The difference between eye-witness testimony in rape and armed robberies is, actually, a matter of social bias against the victims. We are taught - through movies, TV shows, and yes, sometimes real cases - that women "make up" rape to "punish" men who have spurned them or hurt them or whatever. We are taught that women sometimes change their minds afterwards and claim rape, or do it when they end up pregnant at an inconvenient time. 

We are taught women are emotional and therefore unreliable when it comes to issues of their sexuality and sexual health. And finally, we're that that if they aren't virgins, they must be whores. If they've had sex once, they probably wanted it. 

If they don't want it, women shouldn't dress provocatively, walk alone, go to clubs, or do any number of other things that some guy once decided meant a woman "wants it" and actually wants it from anybody any time. That apparently includes getting marriedIf a woman fails to take these steps, they're probably at fault. They should've known better.

This is what our society tells us. Regularly.

On the other hand, our boys will be boys attitude suggests men should and do consistently pursue sex and that shouldn't cost them their lives or freedom. We are taught to sympathize with the rapist because they look like sweet young boys we probably knew back home.
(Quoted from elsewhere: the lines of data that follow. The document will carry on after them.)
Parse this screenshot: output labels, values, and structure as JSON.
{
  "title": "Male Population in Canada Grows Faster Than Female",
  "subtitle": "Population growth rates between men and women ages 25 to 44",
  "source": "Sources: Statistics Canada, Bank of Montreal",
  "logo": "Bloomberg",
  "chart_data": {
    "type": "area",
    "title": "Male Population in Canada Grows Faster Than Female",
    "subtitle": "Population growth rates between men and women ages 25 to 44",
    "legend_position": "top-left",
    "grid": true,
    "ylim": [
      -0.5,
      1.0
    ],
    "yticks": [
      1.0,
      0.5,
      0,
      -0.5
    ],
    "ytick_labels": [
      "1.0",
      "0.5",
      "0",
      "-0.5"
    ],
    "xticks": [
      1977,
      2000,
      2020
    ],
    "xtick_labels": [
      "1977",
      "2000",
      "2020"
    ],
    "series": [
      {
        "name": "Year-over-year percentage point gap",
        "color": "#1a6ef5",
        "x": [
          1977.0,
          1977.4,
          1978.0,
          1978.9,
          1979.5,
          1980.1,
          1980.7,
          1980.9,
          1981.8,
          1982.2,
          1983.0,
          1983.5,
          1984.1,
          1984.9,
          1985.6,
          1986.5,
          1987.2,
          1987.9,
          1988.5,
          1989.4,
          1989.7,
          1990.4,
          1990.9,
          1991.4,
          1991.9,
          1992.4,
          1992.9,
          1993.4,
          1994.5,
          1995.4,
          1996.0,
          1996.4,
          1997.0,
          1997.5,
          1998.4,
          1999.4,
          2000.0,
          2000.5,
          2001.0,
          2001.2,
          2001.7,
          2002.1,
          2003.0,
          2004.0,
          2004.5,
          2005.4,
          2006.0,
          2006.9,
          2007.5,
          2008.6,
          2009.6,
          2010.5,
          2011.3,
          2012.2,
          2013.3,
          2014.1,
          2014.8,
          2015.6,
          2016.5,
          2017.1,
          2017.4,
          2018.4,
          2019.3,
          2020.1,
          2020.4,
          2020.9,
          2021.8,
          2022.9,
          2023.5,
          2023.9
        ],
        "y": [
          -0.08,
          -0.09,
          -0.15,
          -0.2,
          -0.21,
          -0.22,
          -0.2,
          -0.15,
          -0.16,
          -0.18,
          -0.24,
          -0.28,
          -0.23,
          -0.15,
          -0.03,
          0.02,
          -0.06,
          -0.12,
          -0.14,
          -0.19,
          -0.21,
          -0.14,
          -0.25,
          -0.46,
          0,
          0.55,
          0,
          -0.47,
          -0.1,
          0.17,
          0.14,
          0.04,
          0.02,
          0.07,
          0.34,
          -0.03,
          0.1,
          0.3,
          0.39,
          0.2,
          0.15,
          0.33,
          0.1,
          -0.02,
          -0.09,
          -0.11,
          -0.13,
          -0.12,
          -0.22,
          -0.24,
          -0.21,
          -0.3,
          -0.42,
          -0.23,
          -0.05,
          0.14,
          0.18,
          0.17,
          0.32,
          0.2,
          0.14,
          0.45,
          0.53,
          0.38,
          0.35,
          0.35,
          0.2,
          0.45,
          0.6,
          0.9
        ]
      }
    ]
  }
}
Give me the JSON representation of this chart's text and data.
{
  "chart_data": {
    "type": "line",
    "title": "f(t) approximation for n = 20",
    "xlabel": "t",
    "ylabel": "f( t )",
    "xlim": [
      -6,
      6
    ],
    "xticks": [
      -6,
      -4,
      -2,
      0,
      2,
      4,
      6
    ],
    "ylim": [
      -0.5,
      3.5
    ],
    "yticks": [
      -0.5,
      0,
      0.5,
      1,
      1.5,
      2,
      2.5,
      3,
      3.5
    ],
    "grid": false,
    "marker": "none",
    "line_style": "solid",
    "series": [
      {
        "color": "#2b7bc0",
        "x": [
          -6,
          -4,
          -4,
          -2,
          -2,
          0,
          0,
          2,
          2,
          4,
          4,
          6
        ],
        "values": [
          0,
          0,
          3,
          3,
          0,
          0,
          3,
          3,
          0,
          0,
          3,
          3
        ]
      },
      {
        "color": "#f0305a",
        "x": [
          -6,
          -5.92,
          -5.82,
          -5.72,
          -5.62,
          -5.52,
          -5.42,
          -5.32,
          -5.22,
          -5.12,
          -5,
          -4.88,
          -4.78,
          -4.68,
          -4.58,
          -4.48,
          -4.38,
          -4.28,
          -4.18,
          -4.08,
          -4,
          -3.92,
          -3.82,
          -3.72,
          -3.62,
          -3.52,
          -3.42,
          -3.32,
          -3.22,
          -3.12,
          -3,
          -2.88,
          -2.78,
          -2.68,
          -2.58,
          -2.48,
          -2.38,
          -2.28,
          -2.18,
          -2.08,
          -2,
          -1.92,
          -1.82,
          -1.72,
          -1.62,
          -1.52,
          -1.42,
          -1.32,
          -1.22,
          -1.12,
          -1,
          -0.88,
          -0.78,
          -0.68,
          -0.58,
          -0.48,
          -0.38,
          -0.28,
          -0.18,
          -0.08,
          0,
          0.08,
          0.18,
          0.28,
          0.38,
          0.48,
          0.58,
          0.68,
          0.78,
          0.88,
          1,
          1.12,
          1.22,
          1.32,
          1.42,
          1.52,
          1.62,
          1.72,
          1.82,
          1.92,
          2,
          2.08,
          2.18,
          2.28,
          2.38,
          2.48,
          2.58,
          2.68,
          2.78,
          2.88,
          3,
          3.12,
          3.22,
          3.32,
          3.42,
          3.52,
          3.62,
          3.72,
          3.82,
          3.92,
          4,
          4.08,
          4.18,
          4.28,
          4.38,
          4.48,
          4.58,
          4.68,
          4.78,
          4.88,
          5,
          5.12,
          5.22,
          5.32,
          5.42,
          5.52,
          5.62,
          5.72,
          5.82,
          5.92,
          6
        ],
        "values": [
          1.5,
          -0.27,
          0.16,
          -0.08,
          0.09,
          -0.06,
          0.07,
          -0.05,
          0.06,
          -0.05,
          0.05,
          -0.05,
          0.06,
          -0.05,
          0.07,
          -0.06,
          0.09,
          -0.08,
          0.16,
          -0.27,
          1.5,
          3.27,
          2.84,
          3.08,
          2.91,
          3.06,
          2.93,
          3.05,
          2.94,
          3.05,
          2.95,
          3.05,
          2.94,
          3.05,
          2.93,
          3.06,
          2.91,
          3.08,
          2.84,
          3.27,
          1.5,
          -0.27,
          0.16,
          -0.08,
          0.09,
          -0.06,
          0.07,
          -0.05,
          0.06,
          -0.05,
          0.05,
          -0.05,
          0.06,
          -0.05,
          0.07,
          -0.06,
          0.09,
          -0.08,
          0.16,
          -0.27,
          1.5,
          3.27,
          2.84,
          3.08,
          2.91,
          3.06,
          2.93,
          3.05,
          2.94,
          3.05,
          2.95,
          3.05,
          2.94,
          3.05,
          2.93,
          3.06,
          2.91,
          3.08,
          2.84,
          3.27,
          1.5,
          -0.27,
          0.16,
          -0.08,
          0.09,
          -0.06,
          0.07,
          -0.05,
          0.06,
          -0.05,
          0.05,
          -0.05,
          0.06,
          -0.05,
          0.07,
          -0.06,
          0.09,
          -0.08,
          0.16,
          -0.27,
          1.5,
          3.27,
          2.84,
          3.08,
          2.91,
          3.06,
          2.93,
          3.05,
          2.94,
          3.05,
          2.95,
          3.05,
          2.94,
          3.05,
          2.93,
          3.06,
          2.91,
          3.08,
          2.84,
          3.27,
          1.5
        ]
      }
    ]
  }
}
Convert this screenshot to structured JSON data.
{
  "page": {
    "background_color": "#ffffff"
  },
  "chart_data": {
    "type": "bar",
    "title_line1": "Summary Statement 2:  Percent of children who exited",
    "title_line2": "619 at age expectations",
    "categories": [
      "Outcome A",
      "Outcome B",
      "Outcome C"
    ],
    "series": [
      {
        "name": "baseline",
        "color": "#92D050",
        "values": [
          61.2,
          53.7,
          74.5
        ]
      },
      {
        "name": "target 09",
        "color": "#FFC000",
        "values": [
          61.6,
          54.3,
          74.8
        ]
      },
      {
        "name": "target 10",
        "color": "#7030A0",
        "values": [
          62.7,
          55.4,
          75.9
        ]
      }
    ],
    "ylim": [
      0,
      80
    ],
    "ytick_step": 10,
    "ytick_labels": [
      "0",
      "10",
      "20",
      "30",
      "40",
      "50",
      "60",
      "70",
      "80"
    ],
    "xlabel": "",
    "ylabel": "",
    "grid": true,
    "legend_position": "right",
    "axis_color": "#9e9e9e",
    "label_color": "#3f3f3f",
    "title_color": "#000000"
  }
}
Do we really want to ruin their lives because of a little confusion as to whether her "no" was "no" or "oh, baby, no, no, no, yes, yes, yes!" 

This brings me back to Roger Rivard's assertion that "some girls rape easy." This is reflective of the idea that men should be pursuing sex but sometimes it just get a little confusing for them as to what a woman wants. It is, once again, the assumption that the woman is at fault. It's not just that she's promiscuous but that she's emotional and unclear about what she wants from her partner. She wants to be a good girl, but she also doesn't want to be. She therefore must've gotten herself into a situation where she is unclear for the guy and he just accidentally ends up raping her.  And isn't it just terrible that his life would be ruined like that?

Most of consciously reject some or all of these proposition to an extent, but their social prominence unconsciously gnaws at us when we consider how to prove rape. It's why we don't give sufficient credence to eye-witness testimony in rape cases. It's why psychological testimony regarding the way trauma affects the giving of evidence is rarely fully introduced at trial.  

And it's why we distinguish between the viability of sole eye-witness testimony in the armed robbery of a grocery store versus the continuous rape of 2 girls by 14 boys.

Because when it's rape, someone pointing the finger isn't sufficient. Particularly when it's just some emotional girl who didn't do enough to protect herself or fight back.

In that case, it's just "he said / she said" and how in the world could we ever have justice if we convicted on that basis alone?